Well I certainly didn’t hear that about myself every day…

“Yes, she is,” my dad agreed. “And she always has a book with her!”

All this talk of me was overwhelming, so I was thrilled to see my bag and pointed it out to my dad so that we could be off. We walked out to the car and he said, “We are going to go somewhere really great this afternoon. I’m going to take you to get a $7 Coke. You won’t believe how good a $7 Coke tastes! We’re getting it in a place at the top of a building where you can see all of Atlanta. And the best part is….the room revolves. You're gonna see the whole city while you sit down and drink your $7 Coke.”

Thus began my love of revolving bars. Oh how I love them! I simply must go to a revolving bar in any city I visit. If it’s there, I’m there. But now I prefer sipping on a ridiculously expensive cocktail while I see the city from my lounge chair. And I have my dad to thank for this obsession of mine.

My dad died when I was 16. This week he will have been dead 16 years. At some time in the next year there will be a point when I will have been without a father for more of my life than I was with one. And then the gap will keep getting bigger. Does this even matter? It doesn’t seem like it should be so significant to me. But I keep thinking about him lately. Different memories of him have been coming up and catching me off guard. Not that it’s unpleasant…just unusual. I don’t often think about him, anymore. I know it’s the whole anniversary thing getting to me. He has even been in my dreams occasionally over the past few weeks. I wish he was telling me something profound in them but he’s not. He’s just there in the background. I don’t really even remember him well anymore. We weren’t so close, but our personalities were alike in a lot of ways. He was quiet and thoughtful, an introvert like me. I liked spending time with him as a kid because he never pressured me to talk when I just felt like being quiet. I felt like I could be myself with my dad.

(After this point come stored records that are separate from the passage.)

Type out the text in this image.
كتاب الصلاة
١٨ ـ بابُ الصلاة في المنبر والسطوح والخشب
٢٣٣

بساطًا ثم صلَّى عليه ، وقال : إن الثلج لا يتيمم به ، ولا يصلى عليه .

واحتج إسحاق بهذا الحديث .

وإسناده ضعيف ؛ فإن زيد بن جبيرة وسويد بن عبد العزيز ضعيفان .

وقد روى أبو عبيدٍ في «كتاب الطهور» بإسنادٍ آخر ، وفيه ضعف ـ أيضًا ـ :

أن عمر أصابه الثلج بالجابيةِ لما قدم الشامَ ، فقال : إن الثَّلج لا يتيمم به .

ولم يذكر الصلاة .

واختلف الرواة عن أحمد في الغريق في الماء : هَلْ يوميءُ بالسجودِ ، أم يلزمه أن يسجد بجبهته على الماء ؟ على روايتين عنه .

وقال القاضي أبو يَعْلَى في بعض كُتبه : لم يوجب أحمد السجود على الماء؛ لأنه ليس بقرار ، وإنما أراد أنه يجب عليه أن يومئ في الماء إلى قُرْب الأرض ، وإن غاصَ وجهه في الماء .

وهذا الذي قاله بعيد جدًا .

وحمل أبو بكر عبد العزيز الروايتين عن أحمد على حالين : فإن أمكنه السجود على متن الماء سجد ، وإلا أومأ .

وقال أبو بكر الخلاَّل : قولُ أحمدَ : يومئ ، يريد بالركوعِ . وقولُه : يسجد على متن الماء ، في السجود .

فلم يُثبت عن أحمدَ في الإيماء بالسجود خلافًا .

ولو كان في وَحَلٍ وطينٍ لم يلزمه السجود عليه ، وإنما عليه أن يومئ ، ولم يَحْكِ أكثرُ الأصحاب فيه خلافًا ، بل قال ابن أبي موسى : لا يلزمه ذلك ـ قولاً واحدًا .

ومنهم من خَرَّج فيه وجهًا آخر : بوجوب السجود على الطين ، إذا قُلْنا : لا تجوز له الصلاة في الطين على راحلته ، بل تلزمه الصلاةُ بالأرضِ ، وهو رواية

But he was a sad soul. He’d had a lot of loss in his life. Both of his parents and a brother had died before he was in his mid-twenties. He often said he didn’t want to live a long life and he made choices that ensured that he didn’t. And for sixteen years I have been angry about that. Angry at him for giving up on himself and his kids and not fighting harder. It’s not an active anger and it’s rarely on the surface. It’s been such a long time. Yet there are still times when I’ve felt his loss acutely and for me it’s grief tinged with rage. The stupidest things bring it up. Irish bars, Bruce Springsteen, the fourth of July with the fireworks and cheesy patriotic music that he loved, and every fatherless daughter’s favorite: the part of weddings where the father and daughter dance. Even when I know the pair aren’t close and they’re doing this because it’s tradition and expected, I still have to walk away. It’s so corny and stupid…it just bugs the hell out of me that it still gets to me, but what can you do? Take advantage of the open bar and wait a while, ‘cause soon it will be time for the less emotionally charged chicken dance!

I would like to mark this anniversary by letting go of some the anger I’ve had around my father’s death. Now that I’m an adult I have had some losses and painful times of my own and I am no longer so self-righteous and judgmental about him and his choices. I’ve been lucky in that I’ve somehow learned how to pick myself up when I fall. I seem to have a great will to survive and I am thankful for that. I no longer blame my dad for cutting out, but I still can’t help but wish he’d found another way out of his pain. I guess that’s the best I can do for now.